TORINO — La ministra della Salute, Giulia Grillo, finisce nella bufera per la fuga di notizie sulla sperimentazione sui macachi all’Università di Torino. E la vicenda, inevitabilmente, si intreccia con l’ipotesi di una riconferma della pentastellata nel possibile governo 5stelle e Pd. I documenti consegnati dal ministero alla Lav, la Lega antivivisezione che la ministra ha incontrato a metà luglio, contengono tutte le informazioni per identificare i ricercatori del progetto Light -Up, l’ultimo sviluppo della decennale ricerca sui pazienti resi ciechi dalle lesioni alla corteccia cerebrale. «Nessun dato sensibile è stato diffuso» aveva assicurato Grillo, condannando le minacce subite da Marco Tamietto, il professore torinese sotto scorta dopo aver ricevuto un proiettile e una lettera minatoria. Stando però alla documentazione di cui è entrata in possessoRepubblica, nel plico consegnato agli animalisti c’è tutto: nomi e cognomi dei ricercatori (non solo di Tamietto che era già noto), gli indirizzi dei veterinari che si occupano dei macachi, che gli animalisti non vorrebbero al centro della sperimentazione. E anche le informazioni sull’azienda olandese che ha portato in Italia gli animali che subiranno una parziale privazione della vista e che, secondo la Lav, invece, saranno resi ciechi. «Abbiamo rivisto la documentazione e ribadiamo che la nostra direzione ha rispettato la procedura e non violato la privacy, diverso è se poi l’associazione ha diffuso queste informazioni» replicano dal ministero. «Se confermato si tratterebbe di un fatto grave sui cui fare immediatamente chiarezza» attacca il deputato dem Davide Gariglio. Anche l’ex ministra della Salute, Beatrice Lorenzin, chiede che Grillo chiarisca.

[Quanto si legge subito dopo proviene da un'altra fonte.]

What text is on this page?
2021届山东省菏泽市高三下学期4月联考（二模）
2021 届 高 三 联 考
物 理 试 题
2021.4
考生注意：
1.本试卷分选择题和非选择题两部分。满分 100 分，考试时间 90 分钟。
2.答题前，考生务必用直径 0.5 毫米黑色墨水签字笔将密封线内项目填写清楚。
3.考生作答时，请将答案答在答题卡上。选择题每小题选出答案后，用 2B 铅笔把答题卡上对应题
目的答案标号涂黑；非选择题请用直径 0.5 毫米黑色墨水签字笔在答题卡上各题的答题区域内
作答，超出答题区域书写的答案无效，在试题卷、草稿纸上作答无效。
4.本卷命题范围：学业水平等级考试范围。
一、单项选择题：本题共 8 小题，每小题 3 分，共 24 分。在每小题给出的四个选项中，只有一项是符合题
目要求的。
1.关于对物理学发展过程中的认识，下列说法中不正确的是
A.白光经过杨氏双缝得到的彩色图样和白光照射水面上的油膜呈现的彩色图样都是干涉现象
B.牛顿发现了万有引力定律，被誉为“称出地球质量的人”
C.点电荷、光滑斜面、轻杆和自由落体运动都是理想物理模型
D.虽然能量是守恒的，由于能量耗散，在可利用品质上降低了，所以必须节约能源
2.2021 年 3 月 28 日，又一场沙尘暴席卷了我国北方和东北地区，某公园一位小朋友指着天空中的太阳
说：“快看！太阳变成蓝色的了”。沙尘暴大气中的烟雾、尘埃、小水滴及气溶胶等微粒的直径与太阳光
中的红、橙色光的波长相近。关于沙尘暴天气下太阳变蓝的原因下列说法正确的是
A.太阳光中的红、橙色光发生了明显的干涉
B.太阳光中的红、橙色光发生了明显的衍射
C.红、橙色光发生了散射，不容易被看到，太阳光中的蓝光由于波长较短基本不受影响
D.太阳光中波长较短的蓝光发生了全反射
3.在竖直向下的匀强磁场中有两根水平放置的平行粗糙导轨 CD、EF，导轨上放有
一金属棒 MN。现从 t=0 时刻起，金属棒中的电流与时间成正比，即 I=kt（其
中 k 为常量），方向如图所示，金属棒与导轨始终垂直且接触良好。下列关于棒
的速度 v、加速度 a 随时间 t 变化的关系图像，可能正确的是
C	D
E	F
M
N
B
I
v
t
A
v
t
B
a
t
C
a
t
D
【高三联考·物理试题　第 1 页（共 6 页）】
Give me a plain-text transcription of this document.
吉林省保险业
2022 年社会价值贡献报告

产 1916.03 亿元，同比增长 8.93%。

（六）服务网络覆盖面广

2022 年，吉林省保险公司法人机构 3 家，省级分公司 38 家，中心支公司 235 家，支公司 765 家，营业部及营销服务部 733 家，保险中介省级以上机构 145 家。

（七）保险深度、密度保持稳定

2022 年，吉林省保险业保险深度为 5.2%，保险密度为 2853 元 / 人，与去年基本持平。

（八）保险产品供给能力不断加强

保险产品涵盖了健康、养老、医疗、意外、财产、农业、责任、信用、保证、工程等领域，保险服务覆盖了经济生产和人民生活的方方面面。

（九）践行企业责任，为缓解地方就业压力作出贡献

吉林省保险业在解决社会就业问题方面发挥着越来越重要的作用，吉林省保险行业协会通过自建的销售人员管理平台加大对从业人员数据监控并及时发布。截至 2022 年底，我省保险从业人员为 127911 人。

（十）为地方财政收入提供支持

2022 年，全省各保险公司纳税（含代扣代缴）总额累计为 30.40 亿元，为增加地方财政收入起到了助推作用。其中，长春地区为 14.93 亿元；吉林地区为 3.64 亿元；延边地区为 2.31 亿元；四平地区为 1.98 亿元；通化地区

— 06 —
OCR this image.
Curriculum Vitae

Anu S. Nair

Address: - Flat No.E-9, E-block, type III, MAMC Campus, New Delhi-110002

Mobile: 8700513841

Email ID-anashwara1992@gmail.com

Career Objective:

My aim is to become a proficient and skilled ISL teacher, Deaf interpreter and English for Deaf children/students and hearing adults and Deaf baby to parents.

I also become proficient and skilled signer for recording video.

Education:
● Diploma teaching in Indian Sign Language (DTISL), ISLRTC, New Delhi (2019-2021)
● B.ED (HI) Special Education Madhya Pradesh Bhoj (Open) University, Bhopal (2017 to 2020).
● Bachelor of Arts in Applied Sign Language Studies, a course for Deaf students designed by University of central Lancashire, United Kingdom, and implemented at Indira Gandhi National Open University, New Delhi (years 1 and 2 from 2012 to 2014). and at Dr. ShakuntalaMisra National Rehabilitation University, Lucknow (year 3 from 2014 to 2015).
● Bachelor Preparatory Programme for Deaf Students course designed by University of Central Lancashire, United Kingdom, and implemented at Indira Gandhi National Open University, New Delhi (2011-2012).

Gli atenei di Parma e Torino hanno fatto a loro una volta un accesso agli atti: «Stiamo valutando se ci sia stata o meno una adeguata diffusione dei dati personali» spiega l’avvocato Riccardo Marini, dell’ufficio legale di Parma. «Nelle istanze identiche, prima e dopo, il ministero ha sempre negato l’accesso ai documenti alle associazioni – racconta l’omologo torinese, il professore Sergio Foà - Poi c’è stato un mutamento di rotta repentino con la consegna dei nomi dei ricercatori che non sono necessari agli ambientalisti per tutelare i loro interessi».